Hi IPUMS support–thank you so much for all that you do! I’m so thankful that we can consult experts on using your valuable datasets.

I am using 2022 ACS data for a project in which I am trying to get joint distributions of race, sex, and occupations of people on a county and state basis. I like this dataset because I can construct detailed conditional probabilities (for example, getting the distribution of occupations for white males in Georgia).

Admittedly, I am new to this field of data analysis. In order to check whether I was using the data correctly, I looked into race distributions according to state, and was wondering why there might be certain discrepancies against census data or whether I am doing something totally wrong. For example, I am getting this for this percent distribution in Hawaii.

IPUMS 2022 ACS PERWTs:*
White: 87.0%

Census 2023 1-year estimate ACS:
White: 21.9%

*For context, I am basically summing up all the PERWTs for all residents for a given state. Then, I am summing up all the PERWTs for all residents of a given race in that state, and dividing that by the state’s PERWT sum to derive the percentage.

Please let me know if there are data-collection-related issues, or it is likely that I am calculating these percentages incorrectly. Maybe I should look at an alternative dataset? Thank you so much!
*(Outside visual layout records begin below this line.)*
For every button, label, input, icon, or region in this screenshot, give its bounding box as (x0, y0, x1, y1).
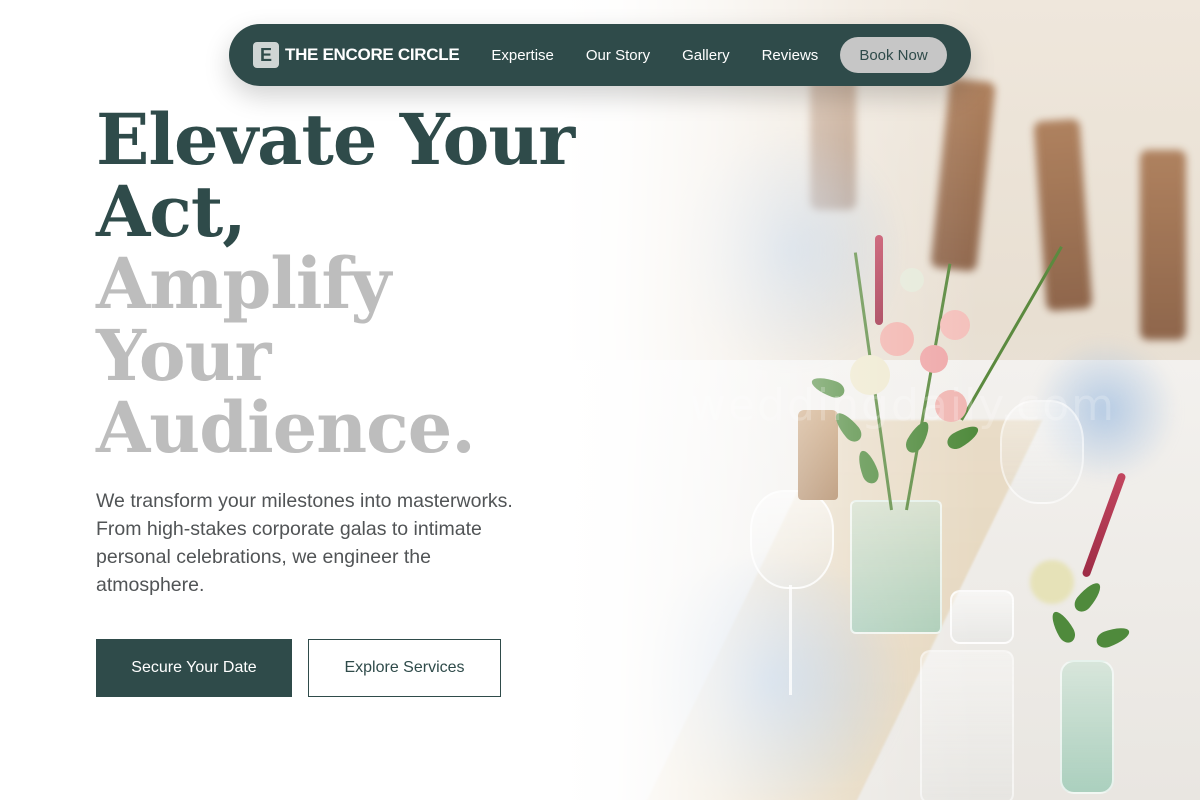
logo-mark-icon: E (253, 42, 279, 68)
image-fade-overlay (560, 0, 980, 800)
headline-line: Your (96, 314, 271, 397)
bud-vase (1060, 660, 1114, 794)
explore-services-button[interactable]: Explore Services (308, 639, 501, 697)
headline-line: Audience. (96, 386, 476, 469)
headline-line: Act, (96, 170, 247, 253)
book-now-button[interactable]: Book Now (840, 37, 947, 73)
nav-link-reviews[interactable]: Reviews (762, 47, 819, 64)
nav-link-gallery[interactable]: Gallery (682, 47, 730, 64)
hero-headline: Elevate Your Act, Amplify Your Audience. (96, 98, 575, 469)
brand-name: THE ENCORE CIRCLE (285, 45, 460, 64)
chair-shape (1140, 150, 1186, 340)
hero-subcopy: We transform your milestones into master… (96, 490, 513, 596)
wildflower-cluster (1030, 560, 1074, 604)
top-navbar: E THE ENCORE CIRCLE Expertise Our Story … (229, 24, 971, 86)
nav-link-expertise[interactable]: Expertise (491, 47, 554, 64)
nav-link-our-story[interactable]: Our Story (586, 47, 650, 64)
secure-your-date-button[interactable]: Secure Your Date (96, 639, 292, 697)
headline-line: Elevate Your (96, 98, 575, 181)
nav-links: Expertise Our Story Gallery Reviews (491, 47, 818, 64)
brand-logo[interactable]: E THE ENCORE CIRCLE (253, 42, 460, 68)
headline-line: Amplify (96, 242, 391, 325)
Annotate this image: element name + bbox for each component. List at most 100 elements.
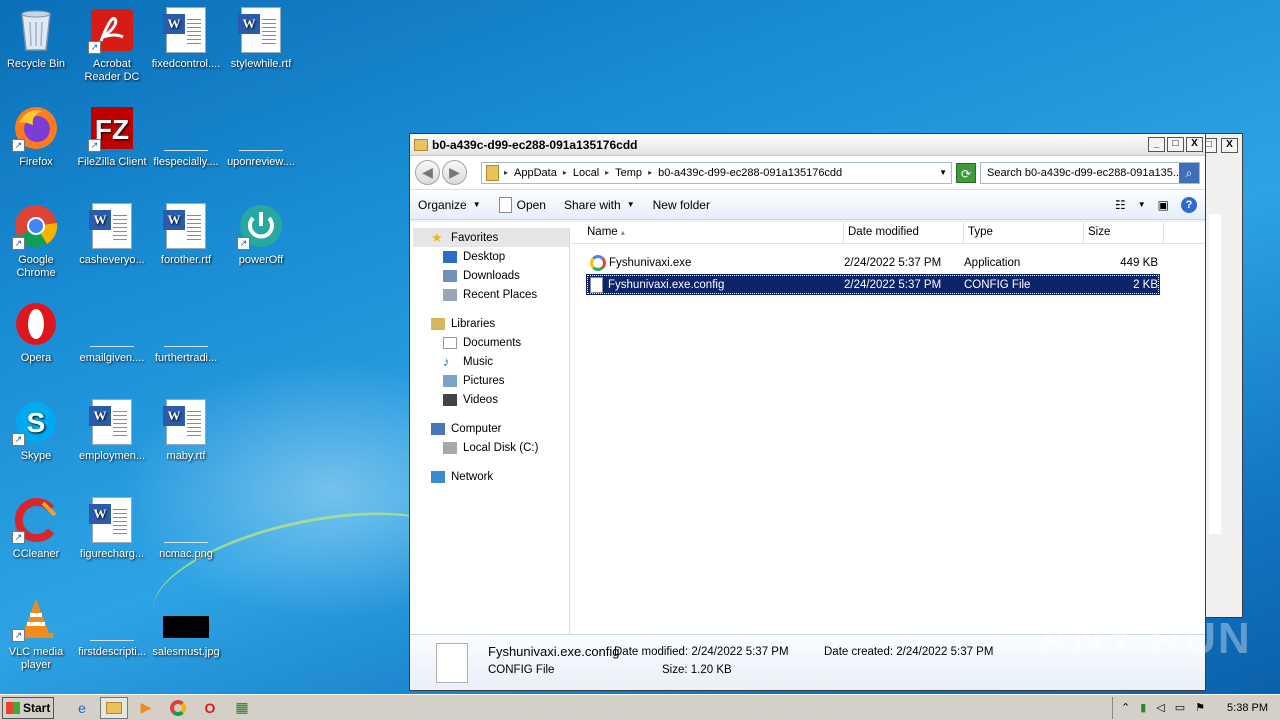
pictures-icon (443, 374, 457, 387)
breadcrumb-appdata[interactable]: AppData (514, 167, 557, 179)
new-folder-button[interactable]: New folder (653, 198, 710, 212)
desktop-icon-label: CCleaner (12, 548, 60, 560)
desktop-icon-emailgiven[interactable]: emailgiven.... (74, 300, 150, 365)
nav-libraries[interactable]: Libraries (413, 314, 569, 333)
file-date: 2/24/2022 5:37 PM (844, 278, 942, 291)
nav-documents[interactable]: Documents (413, 333, 569, 352)
desktop-icon-acrobat[interactable]: ↗ Acrobat Reader DC (74, 6, 150, 84)
network-icon (431, 470, 445, 483)
minimize-button[interactable]: _ (1148, 137, 1165, 152)
maximize-button[interactable]: □ (1167, 137, 1184, 152)
view-options-icon[interactable]: ☷ (1115, 198, 1126, 212)
column-headers: Name ▴ Date modified Type Size (572, 222, 1205, 244)
desktop-icon-furthertradi[interactable]: furthertradi... (148, 300, 224, 365)
desktop-icon-label: Skype (20, 450, 52, 462)
desktop-icon-poweroff[interactable]: ↗ powerOff (223, 202, 299, 267)
refresh-button[interactable]: ⟳ (956, 162, 976, 183)
taskbar: Start e ▶ O ▦ ⌃ ▮ ◁ ▭ ⚑ 5:38 PM (0, 694, 1280, 720)
media-player-icon[interactable]: ▶ (132, 697, 160, 719)
power-icon[interactable]: ▭ (1175, 701, 1185, 714)
address-bar[interactable]: ▸ AppData ▸ Local ▸ Temp ▸ b0-a439c-d99-… (481, 161, 952, 184)
opera-taskbar-icon[interactable]: O (196, 697, 224, 719)
start-button[interactable]: Start (2, 696, 54, 719)
clock[interactable]: 5:38 PM (1227, 702, 1268, 714)
desktop-icon-ccleaner[interactable]: ↗ CCleaner (0, 496, 74, 561)
blank-file-icon (88, 300, 136, 348)
tray-expand-icon[interactable]: ⌃ (1121, 701, 1130, 714)
desktop-icon-fixedcontrol[interactable]: W fixedcontrol.... (148, 6, 224, 71)
desktop-icon-casheveryo[interactable]: W casheveryo... (74, 202, 150, 267)
organize-button[interactable]: Organize ▼ (418, 198, 481, 212)
breadcrumb-local[interactable]: Local (573, 167, 599, 179)
nav-pictures[interactable]: Pictures (413, 371, 569, 390)
nav-label: Network (451, 470, 494, 483)
nav-videos[interactable]: Videos (413, 390, 569, 409)
open-button[interactable]: Open (498, 196, 546, 213)
nav-computer[interactable]: Computer (413, 419, 569, 438)
explorer-taskbar-icon[interactable] (100, 696, 128, 719)
desktop-icon-flespecially[interactable]: flespecially.... (148, 104, 224, 169)
breadcrumb-current-folder[interactable]: b0-a439c-d99-ec288-091a135176cdd (658, 167, 842, 179)
desktop-icon-figurecharg[interactable]: W figurecharg... (74, 496, 150, 561)
chrome-taskbar-icon[interactable] (164, 697, 192, 719)
forward-button[interactable]: ▶ (442, 160, 467, 185)
help-icon[interactable]: ? (1181, 196, 1197, 213)
search-input[interactable]: Search b0-a439c-d99-ec288-091a135... ⌕ (980, 161, 1200, 184)
share-with-button[interactable]: Share with ▼ (564, 198, 635, 212)
desktop-icon-google-chrome[interactable]: ↗ Google Chrome (0, 202, 74, 280)
desktop-icon-firefox[interactable]: ↗ Firefox (0, 104, 74, 169)
address-dropdown-icon[interactable]: ▼ (939, 168, 947, 177)
word-document-icon: W (88, 398, 136, 446)
chevron-down-icon[interactable]: ▼ (1138, 200, 1146, 209)
nav-desktop[interactable]: Desktop (413, 247, 569, 266)
file-name: Fyshunivaxi.exe.config (608, 278, 725, 291)
nav-label: Local Disk (C:) (463, 441, 539, 454)
close-button[interactable]: X (1186, 137, 1203, 152)
nav-favorites[interactable]: ★ Favorites (413, 228, 569, 247)
desktop-icon-forother[interactable]: W forother.rtf (148, 202, 224, 267)
desktop-icon-opera[interactable]: Opera (0, 300, 74, 365)
file-row[interactable]: Fyshunivaxi.exe 2/24/2022 5:37 PM Applic… (586, 252, 1160, 273)
desktop-icon-label: Google Chrome (16, 254, 56, 279)
back-button[interactable]: ◀ (415, 160, 440, 185)
file-name: Fyshunivaxi.exe (609, 256, 692, 269)
nav-network[interactable]: Network (413, 467, 569, 486)
nav-recent-places[interactable]: Recent Places (413, 285, 569, 304)
desktop-icon-uponreview[interactable]: uponreview.... (223, 104, 299, 169)
title-bar[interactable]: b0-a439c-d99-ec288-091a135176cdd _ □ X (410, 134, 1205, 156)
desktop-icon-maby[interactable]: W maby.rtf (148, 398, 224, 463)
column-type[interactable]: Type (964, 222, 1084, 243)
network-status-icon[interactable]: ▮ (1140, 701, 1146, 714)
desktop-icon-vlc[interactable]: ↗ VLC media player (0, 594, 74, 672)
file-row-selected[interactable]: Fyshunivaxi.exe.config 2/24/2022 5:37 PM… (586, 274, 1160, 295)
file-size: 2 KB (1133, 278, 1158, 291)
desktop-icon-label: firstdescripti... (78, 646, 146, 658)
nav-label: Pictures (463, 374, 505, 387)
column-size[interactable]: Size (1084, 222, 1164, 243)
desktop-icon-salesmust[interactable]: salesmust.jpg (148, 594, 224, 659)
background-close-button[interactable]: X (1221, 138, 1238, 153)
desktop-icon-employmen[interactable]: W employmen... (74, 398, 150, 463)
search-icon[interactable]: ⌕ (1179, 162, 1199, 183)
desktop-icon-ncmac[interactable]: ncmac.png (148, 496, 224, 561)
file-icon (498, 196, 512, 213)
desktop-icon-firstdescripti[interactable]: firstdescripti... (74, 594, 150, 659)
windows-logo-icon (6, 701, 20, 714)
desktop-icon-filezilla[interactable]: FZ ↗ FileZilla Client (74, 104, 150, 169)
nav-downloads[interactable]: Downloads (413, 266, 569, 285)
flag-icon[interactable]: ⚑ (1195, 701, 1205, 714)
desktop-icon-skype[interactable]: S ↗ Skype (0, 398, 74, 463)
internet-explorer-icon[interactable]: e (68, 697, 96, 719)
speaker-icon[interactable]: ◁ (1156, 701, 1164, 714)
desktop-icon-recycle-bin[interactable]: Recycle Bin (0, 6, 74, 71)
folder-icon (486, 164, 499, 181)
column-name[interactable]: Name ▴ (572, 222, 844, 243)
column-date-modified[interactable]: Date modified (844, 222, 964, 243)
explorer-window[interactable]: b0-a439c-d99-ec288-091a135176cdd _ □ X ◀… (409, 133, 1206, 691)
preview-pane-icon[interactable]: ▣ (1158, 198, 1169, 212)
nav-music[interactable]: ♪ Music (413, 352, 569, 371)
breadcrumb-temp[interactable]: Temp (615, 167, 642, 179)
task-manager-icon[interactable]: ▦ (228, 697, 256, 719)
nav-local-disk[interactable]: Local Disk (C:) (413, 438, 569, 457)
desktop-icon-stylewhile[interactable]: W stylewhile.rtf (223, 6, 299, 71)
It sounds like you are trying to apply person weights to your analysis using 2022 ACS data. A good place to start would be our blog post that answers some common questions on using weights with IPUMS data. Since you are using IPUMS USA’s ACS data, I would recommend reading our user note on weights and we also provide data training exercises for a variety of stats packages, most of which include exercises on applying weights to your analysis (See IPUMS USA’s Exercise 2 for weight-specific exercises using US data).

Without knowing your specific approach to analysis or how you are analyzing your data (Stata, SPSS, SAS, CSV?), I can only provide some general feedback. In general, what you are doing sounds reasonable to me, so I am not sure why your numbers are off. Using 2022 ACS data with our online statistical analysis tool, I find the distribution of race in Hawaii to be similar to the Census estimate your cited. Note that IPUMS data is the publicly available sample that has undergone editing for privacy and will not always match Census estimates exactly (which are typically made using unedited data). We do expect that they are close, as they are in this case (22.2% white in Hawaii using IPUMS ACS vs. 21.9% in the Census estimate).